A.P. Tureaud Jr. (right) talked with Steven Walkley at StoryCorps in New York.

In 1953, A.P. Tureaud Jr. enrolled as a freshman at Louisiana State University, becoming the school's first and only black undergraduate that year. His family had filed a lawsuit on his behalf, after his first application to the school was rejected because of his race. And, as Tureaud remembers, life on the campus in Baton Rouge was a challenge.

Tureaud, 75, talked about the experience with his friend, Steven Walkley, 62.

"When I got to LSU, I was miserable," Tureaud says. "The students wouldn't speak to me. I think someone had decided that if they totally isolated me I would leave."

"Did you have a roommate?" Walkley asks.

"No, I was in a room, but there were students on either side, and they took turns trying to keep me up at night with radios going, banging on the walls," Tureaud says. "If I walked in the showers, everybody walked out. And the professors wouldn't touch my papers. One woman even said, 'I've never taught a negro. How am I going to get through this term?'"

By helping to integrate LSU, Tureaud was in some ways keeping up a family tradition. His father, A.P. Tureaud Sr., was an attorney who worked to undo the "separate but equal" system that prevailed in Louisiana in the first half of the 20th century.

As for the younger Tureaud, his first year at college was a lonely one.

"So LSU, they have a Bengal tiger as their mascot — Mike the Tiger.
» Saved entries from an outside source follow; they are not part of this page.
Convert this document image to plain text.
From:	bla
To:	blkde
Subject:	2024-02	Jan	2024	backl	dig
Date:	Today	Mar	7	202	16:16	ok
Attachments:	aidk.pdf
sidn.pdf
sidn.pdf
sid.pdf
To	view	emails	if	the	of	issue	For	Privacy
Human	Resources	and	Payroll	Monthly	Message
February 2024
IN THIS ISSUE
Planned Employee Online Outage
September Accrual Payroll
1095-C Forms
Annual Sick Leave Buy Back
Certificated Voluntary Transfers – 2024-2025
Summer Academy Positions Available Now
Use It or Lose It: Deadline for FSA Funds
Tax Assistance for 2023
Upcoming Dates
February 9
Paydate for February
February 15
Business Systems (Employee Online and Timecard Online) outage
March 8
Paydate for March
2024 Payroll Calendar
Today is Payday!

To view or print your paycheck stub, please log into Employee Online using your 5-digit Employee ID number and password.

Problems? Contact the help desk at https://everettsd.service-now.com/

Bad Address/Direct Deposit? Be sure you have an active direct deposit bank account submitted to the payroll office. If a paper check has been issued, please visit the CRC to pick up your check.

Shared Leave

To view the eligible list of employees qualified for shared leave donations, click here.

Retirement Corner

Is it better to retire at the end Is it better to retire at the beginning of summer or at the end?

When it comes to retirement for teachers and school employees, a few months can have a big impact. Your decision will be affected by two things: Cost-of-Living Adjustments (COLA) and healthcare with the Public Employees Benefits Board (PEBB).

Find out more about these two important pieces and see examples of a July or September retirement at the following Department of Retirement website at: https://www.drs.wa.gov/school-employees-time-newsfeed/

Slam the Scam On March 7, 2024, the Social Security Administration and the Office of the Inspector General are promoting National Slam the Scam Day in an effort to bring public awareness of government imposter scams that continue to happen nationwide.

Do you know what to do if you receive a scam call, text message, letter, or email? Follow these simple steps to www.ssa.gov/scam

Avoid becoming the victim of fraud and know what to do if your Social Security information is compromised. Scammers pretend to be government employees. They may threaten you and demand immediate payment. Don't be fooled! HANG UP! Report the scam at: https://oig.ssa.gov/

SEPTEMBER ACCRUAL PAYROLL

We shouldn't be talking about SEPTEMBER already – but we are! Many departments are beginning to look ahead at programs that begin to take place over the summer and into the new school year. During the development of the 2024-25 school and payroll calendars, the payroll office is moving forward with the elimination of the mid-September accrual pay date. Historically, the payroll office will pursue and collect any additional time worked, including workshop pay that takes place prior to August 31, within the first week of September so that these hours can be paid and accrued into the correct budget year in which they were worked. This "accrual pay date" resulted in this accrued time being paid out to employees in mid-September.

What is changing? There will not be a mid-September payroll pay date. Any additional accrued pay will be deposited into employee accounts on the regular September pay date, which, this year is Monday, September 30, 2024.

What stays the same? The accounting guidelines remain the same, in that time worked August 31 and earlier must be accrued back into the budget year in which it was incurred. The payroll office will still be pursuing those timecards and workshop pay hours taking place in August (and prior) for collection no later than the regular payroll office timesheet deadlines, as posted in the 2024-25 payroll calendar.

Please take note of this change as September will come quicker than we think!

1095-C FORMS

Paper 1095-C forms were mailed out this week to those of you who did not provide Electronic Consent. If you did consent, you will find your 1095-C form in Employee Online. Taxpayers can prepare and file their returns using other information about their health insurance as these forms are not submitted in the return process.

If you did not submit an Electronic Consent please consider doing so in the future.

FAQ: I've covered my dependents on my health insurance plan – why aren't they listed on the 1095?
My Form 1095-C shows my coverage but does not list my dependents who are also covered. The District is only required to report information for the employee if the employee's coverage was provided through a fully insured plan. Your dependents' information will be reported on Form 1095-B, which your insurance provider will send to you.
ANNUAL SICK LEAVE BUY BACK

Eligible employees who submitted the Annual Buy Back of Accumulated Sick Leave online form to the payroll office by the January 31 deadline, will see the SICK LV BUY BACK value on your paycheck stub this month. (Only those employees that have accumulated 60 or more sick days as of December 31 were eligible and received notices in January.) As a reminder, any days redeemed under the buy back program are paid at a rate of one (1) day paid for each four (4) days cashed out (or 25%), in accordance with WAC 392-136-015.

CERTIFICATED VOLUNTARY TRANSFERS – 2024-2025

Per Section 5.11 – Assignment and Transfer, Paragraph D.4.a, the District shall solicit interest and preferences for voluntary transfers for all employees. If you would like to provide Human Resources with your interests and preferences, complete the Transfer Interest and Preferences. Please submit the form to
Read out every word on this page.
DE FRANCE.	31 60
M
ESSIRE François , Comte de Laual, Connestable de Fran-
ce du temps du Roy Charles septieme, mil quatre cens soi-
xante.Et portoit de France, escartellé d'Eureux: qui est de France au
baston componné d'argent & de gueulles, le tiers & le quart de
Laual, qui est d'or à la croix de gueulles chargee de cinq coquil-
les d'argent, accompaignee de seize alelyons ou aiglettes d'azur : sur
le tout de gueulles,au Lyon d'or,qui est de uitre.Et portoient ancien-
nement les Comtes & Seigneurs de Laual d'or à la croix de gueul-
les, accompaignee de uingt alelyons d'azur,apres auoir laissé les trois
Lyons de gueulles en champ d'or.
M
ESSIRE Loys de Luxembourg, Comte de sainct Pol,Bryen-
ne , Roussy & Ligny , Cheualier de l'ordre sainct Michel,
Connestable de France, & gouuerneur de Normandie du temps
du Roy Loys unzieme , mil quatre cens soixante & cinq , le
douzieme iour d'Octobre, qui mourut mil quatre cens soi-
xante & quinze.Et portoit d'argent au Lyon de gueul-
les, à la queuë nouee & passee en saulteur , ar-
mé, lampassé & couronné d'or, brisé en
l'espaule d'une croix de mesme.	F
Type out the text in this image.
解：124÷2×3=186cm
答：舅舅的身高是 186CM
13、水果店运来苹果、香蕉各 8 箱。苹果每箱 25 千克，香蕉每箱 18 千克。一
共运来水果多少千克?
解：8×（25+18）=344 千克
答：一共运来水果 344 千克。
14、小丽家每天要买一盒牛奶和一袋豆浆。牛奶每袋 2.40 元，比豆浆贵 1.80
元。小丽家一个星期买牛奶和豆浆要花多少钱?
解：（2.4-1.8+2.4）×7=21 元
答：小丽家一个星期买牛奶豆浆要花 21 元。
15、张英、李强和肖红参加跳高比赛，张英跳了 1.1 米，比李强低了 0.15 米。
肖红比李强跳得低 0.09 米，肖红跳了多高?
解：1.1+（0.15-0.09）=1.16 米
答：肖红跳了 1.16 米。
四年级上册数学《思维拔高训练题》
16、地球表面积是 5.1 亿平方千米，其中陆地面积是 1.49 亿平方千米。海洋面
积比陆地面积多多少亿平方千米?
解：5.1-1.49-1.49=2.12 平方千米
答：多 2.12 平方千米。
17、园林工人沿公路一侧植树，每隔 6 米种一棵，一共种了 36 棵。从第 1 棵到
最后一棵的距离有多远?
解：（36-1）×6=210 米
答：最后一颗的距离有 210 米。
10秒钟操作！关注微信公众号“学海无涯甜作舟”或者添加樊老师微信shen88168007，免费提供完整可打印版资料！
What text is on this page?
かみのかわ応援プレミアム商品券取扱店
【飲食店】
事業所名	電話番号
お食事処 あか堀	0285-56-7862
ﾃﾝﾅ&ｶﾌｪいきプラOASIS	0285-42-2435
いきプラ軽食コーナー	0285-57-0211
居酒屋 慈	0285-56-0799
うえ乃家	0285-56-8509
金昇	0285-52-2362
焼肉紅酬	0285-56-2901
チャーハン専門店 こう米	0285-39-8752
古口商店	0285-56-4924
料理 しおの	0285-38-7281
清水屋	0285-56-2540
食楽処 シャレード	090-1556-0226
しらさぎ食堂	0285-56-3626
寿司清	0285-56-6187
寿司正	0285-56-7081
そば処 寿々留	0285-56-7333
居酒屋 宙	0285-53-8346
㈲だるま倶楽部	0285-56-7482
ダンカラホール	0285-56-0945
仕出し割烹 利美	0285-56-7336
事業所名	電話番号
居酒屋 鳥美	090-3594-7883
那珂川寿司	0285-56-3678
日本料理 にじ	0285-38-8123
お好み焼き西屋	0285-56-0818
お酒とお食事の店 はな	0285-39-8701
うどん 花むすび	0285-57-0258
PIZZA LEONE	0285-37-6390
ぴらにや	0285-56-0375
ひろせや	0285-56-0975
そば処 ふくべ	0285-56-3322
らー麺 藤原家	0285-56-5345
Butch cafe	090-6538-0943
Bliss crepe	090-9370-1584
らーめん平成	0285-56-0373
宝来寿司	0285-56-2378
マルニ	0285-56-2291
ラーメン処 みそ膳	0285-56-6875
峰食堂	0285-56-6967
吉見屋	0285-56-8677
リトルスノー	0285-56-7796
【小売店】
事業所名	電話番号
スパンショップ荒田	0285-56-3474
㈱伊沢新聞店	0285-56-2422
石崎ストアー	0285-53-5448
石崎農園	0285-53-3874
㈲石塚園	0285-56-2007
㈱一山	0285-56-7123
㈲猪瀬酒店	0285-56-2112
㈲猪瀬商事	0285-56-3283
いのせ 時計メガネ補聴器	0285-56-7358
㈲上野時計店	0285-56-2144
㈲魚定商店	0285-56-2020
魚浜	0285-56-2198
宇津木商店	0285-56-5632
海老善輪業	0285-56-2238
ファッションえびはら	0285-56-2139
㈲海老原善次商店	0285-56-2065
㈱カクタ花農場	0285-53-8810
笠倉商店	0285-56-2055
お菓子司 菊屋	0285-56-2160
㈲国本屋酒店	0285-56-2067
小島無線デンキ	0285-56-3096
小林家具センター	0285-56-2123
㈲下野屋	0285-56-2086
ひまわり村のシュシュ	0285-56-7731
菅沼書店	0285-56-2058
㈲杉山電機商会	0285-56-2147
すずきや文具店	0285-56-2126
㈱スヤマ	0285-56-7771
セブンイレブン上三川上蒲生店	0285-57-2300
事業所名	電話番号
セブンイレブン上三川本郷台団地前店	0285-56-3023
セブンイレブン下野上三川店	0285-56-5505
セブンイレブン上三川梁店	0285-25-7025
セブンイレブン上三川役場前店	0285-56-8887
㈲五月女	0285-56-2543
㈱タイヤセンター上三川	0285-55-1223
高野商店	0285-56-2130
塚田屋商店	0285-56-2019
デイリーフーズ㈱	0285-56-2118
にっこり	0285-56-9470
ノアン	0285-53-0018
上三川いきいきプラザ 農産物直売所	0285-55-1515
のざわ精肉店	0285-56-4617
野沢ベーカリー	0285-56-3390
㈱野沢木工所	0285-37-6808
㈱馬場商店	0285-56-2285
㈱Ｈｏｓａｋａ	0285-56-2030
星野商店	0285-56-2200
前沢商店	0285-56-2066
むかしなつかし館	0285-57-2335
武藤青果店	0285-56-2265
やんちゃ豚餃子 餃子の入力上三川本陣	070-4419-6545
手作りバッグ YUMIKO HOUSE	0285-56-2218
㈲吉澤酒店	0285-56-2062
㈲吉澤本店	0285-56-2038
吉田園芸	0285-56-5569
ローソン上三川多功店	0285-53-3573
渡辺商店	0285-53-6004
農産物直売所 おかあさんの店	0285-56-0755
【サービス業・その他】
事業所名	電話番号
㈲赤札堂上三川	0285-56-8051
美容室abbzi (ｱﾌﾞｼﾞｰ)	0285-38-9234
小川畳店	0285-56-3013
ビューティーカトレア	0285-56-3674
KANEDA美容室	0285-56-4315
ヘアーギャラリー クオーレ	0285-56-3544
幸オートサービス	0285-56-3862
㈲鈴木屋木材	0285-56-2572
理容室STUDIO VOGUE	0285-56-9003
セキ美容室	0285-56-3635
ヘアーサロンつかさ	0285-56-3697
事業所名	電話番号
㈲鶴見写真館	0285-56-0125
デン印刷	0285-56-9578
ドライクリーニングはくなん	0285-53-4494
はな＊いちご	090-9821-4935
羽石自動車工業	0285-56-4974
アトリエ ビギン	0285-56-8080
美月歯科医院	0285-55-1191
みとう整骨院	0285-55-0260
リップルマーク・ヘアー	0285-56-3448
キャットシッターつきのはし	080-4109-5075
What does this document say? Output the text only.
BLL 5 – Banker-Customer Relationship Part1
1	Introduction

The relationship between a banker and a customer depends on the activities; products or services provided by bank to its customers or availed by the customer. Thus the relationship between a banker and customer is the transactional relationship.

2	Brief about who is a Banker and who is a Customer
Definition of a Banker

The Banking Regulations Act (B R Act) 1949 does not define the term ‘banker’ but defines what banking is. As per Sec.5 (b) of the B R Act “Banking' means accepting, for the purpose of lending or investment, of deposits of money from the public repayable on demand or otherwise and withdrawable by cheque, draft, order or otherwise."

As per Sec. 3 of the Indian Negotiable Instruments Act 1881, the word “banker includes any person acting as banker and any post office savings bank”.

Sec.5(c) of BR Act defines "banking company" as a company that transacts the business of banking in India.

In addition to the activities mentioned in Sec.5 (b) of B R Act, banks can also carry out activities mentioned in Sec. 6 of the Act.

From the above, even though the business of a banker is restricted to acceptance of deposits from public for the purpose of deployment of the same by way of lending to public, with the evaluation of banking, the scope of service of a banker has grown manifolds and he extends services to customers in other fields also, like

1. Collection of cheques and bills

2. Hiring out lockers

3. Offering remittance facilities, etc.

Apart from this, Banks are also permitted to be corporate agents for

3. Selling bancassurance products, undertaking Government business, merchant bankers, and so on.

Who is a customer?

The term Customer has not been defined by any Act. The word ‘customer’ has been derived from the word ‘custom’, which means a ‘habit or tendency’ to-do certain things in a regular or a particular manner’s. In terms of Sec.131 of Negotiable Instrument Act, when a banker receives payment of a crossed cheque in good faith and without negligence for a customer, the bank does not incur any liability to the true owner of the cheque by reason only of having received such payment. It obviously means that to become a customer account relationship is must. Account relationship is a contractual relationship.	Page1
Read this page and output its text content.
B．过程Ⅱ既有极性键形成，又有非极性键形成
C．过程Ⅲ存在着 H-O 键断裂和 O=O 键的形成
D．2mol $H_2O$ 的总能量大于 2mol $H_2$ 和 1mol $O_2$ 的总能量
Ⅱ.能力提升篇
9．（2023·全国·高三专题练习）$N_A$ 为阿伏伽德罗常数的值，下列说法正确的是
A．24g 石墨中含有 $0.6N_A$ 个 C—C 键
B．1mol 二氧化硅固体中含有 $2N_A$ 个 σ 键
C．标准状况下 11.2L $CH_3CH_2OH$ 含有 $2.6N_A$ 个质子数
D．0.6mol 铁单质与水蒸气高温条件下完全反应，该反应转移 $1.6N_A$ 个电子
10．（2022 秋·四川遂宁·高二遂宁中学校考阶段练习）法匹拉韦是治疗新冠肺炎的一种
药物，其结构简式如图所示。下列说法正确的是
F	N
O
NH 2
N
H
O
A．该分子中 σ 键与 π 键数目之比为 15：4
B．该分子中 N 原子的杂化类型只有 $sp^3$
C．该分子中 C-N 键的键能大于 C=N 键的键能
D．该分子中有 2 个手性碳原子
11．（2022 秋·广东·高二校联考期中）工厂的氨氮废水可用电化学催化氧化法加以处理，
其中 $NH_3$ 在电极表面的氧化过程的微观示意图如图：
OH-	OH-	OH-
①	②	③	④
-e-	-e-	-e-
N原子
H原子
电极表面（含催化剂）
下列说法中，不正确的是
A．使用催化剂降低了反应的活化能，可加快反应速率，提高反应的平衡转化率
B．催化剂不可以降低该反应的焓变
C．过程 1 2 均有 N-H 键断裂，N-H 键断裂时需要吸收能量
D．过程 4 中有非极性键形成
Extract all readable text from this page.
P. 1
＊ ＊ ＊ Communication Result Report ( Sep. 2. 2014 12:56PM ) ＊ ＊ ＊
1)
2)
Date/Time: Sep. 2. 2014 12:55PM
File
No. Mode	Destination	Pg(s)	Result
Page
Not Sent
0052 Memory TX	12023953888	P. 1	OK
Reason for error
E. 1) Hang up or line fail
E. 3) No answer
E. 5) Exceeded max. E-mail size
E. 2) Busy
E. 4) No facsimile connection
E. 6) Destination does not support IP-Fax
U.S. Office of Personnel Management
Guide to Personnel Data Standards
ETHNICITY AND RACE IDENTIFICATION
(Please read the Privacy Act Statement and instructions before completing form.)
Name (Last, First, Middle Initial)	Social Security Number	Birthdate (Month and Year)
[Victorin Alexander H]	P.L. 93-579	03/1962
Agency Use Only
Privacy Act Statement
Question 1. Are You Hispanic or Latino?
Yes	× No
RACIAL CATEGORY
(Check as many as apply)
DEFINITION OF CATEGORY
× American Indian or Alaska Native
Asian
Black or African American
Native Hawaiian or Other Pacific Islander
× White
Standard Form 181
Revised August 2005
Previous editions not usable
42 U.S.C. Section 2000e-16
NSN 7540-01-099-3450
And Mike had a big cage and a swimming pool. And his place was right across from my dorm room. So I used to go out in the morning and talk to Mike," Tureaud says as he and Walkley laugh.

"I'd say, 'Mike, you're in jail and I'm in jail — how we get out of this?'

"So I'm sitting there talking to Mike, and this pickup truck pulls up. And I thought, 'Oh boy, I hope this truck doesn't have a rifle rack on the back window, you know?'

"But a black man got out, he had on workers' overalls. And he said, 'Are you A.P Tureaud?'"

When Tureaud said yes, the man went back to his truck and got his 7-year-old son.

"And he says, 'I want him to meet you, because I want him to know that this is possible for him — to come to this school — thanks to you,'" Tureaud says.

"Wow," Walkley says.

"So, after I composed myself, I said to him, 'You've just ruined my day! I want to get out, I want to get out — and now I can't,' because I became the symbol of integration.

"I tell you, in retrospect — at 17, I grew up very quickly that year," he says.

In the end, Tureaud did leave LSU. In 1957, he graduated from Xavier University in New Orleans with a degree in education. For more than 25 years, he worked as the director of special education for the White Plains School District in New York.

And earlier this year, LSU awarded him an honorary doctorate.

Audio produced for Morning Edition by Nadia Reiman.